Du lait, c'est du lait, mais le contenant peut faire toute la différence. De fait, Saputo a réussi après plusieurs années à convaincre deux grandes chaînes de supermarchés du Québec de vendre son lait grâce à son nouveau cruchon de plastique de 4 litres.

Dans le reste du Canada et aux États-Unis, les «gallons» de lait sont monnaie courante depuis très longtemps. Mais chez nous, la situation est bien différente.

«Le jug [cruchon] de 4 litres, on est les seuls à l'offrir au Québec. Historiquement, ici, c'est les sacs. [...] On a décidé d'innover. Pour nous, c'est un différenciateur qui joue en notre faveur», se réjouit Kim-Tuan Nguyen, directeur du développement des affaires, lait et produits de culture, chez Saputo.

Le transformateur laitier est effectivement le seul à proposer ce contenant dans toute la province. Par contre, la laiterie des Trois-Vallées, à Mont-Laurier, l'offre depuis 23 ans dans son coin de pays. C'est d'ailleurs cette laiterie qui avait demandé au gouvernement, à l'époque, le droit de vendre du lait dans des contenants de plastique, raconte son directeur général, Gilles Turgeon.

Quoi qu'il en soit, la décision de Saputo d'offrir ce format a porté ses fruits: elle lui a permis de convaincre le groupe Loblaw de vendre la marque Nutrilait dans ses Maxi et Provigo. Kim-Tuan Nguyen n'a pas voulu dire si des discussions étaient en cours avec Metro et IGA. Mais aucun contrat d'exclusivité n'a été signé avec Loblaw. Metro n'a pas voulu expliquer pourquoi il ne s'intéresse pas aux cruchons de 4 litres.

Gros et petit à la fois

Il faut savoir que la marque Nutrilait a toujours été absente des grandes chaînes de supermarchés.

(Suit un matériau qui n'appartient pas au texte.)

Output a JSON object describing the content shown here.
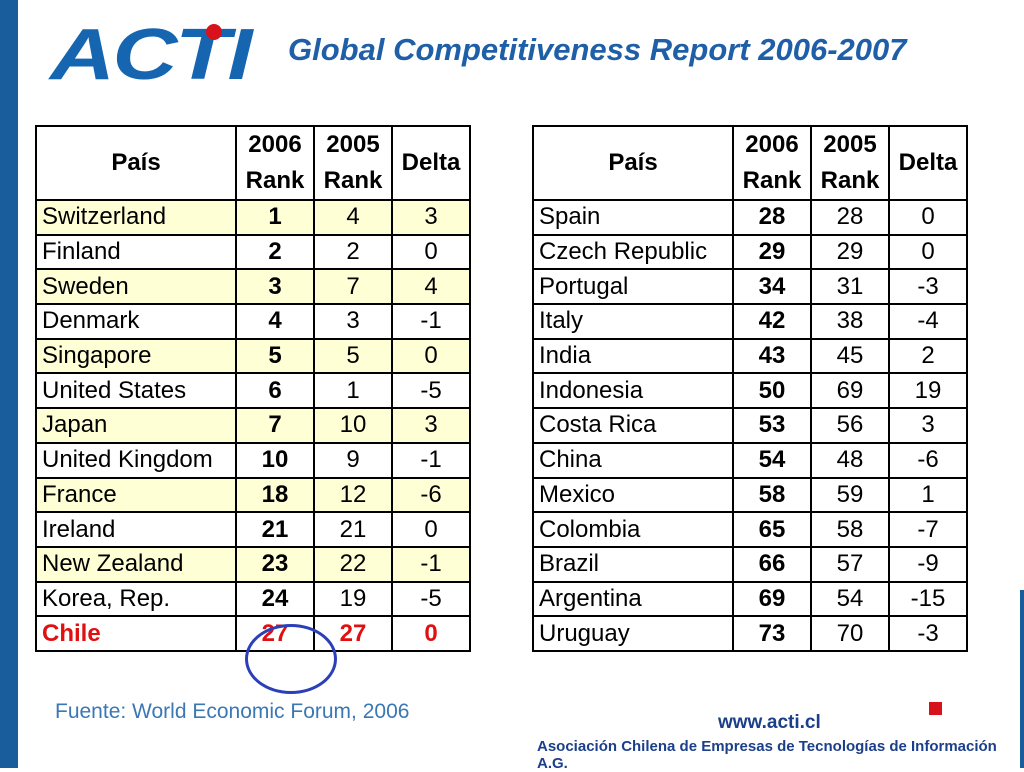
{
  "logo": "ACTI",
  "header": {
    "title": "Global Competitiveness Report 2006-2007"
  },
  "tables": [
    {
      "columns": [
        "País",
        "2006 Rank",
        "2005 Rank",
        "Delta"
      ],
      "rows": [
        [
          "Switzerland",
          1,
          4,
          3
        ],
        [
          "Finland",
          2,
          2,
          0
        ],
        [
          "Sweden",
          3,
          7,
          4
        ],
        [
          "Denmark",
          4,
          3,
          -1
        ],
        [
          "Singapore",
          5,
          5,
          0
        ],
        [
          "United States",
          6,
          1,
          -5
        ],
        [
          "Japan",
          7,
          10,
          3
        ],
        [
          "United Kingdom",
          10,
          9,
          -1
        ],
        [
          "France",
          18,
          12,
          -6
        ],
        [
          "Ireland",
          21,
          21,
          0
        ],
        [
          "New Zealand",
          23,
          22,
          -1
        ],
        [
          "Korea, Rep.",
          24,
          19,
          -5
        ],
        [
          "Chile",
          27,
          27,
          0
        ]
      ]
    },
    {
      "columns": [
        "País",
        "2006 Rank",
        "2005 Rank",
        "Delta"
      ],
      "rows": [
        [
          "Spain",
          28,
          28,
          0
        ],
        [
          "Czech Republic",
          29,
          29,
          0
        ],
        [
          "Portugal",
          34,
          31,
          -3
        ],
        [
          "Italy",
          42,
          38,
          -4
        ],
        [
          "India",
          43,
          45,
          2
        ],
        [
          "Indonesia",
          50,
          69,
          19
        ],
        [
          "Costa Rica",
          53,
          56,
          3
        ],
        [
          "China",
          54,
          48,
          -6
        ],
        [
          "Mexico",
          58,
          59,
          1
        ],
        [
          "Colombia",
          65,
          58,
          -7
        ],
        [
          "Brazil",
          66,
          57,
          -9
        ],
        [
          "Argentina",
          69,
          54,
          -15
        ],
        [
          "Uruguay",
          73,
          70,
          -3
        ]
      ]
    }
  ],
  "footer": {
    "source": "Fuente: World Economic Forum, 2006",
    "url": "www.acti.cl",
    "organization": "Asociación Chilena de Empresas de Tecnologías de Información A.G."
  }
}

Même si Saputo est un géant laitier avec des revenus annuels de 10,7 milliards de dollars, il s'agit d'un petit acteur dans le secteur québécois du lait.

À eux seuls, Parmalat (Lactancia, Beatrice) et Agropur (Québon, Natrel, Sealtest) accaparent 90% du marché, ce qui complique l'accès aux frigos des chaînes.

Depuis 2007, on retrouve principalement le Nutrilait chez Pharmaprix et Walmart, deux commerces où il n'est pas encore très naturel d'acheter son lait. Zellers en a aussi vendu. «Saputo tente de son positionner dans le marché sans faire de guerre de prix, en essayant plutôt de développer de nouveaux créneaux», observe Charles Langlois, PDG du Conseil des industriels laitiers du Québec.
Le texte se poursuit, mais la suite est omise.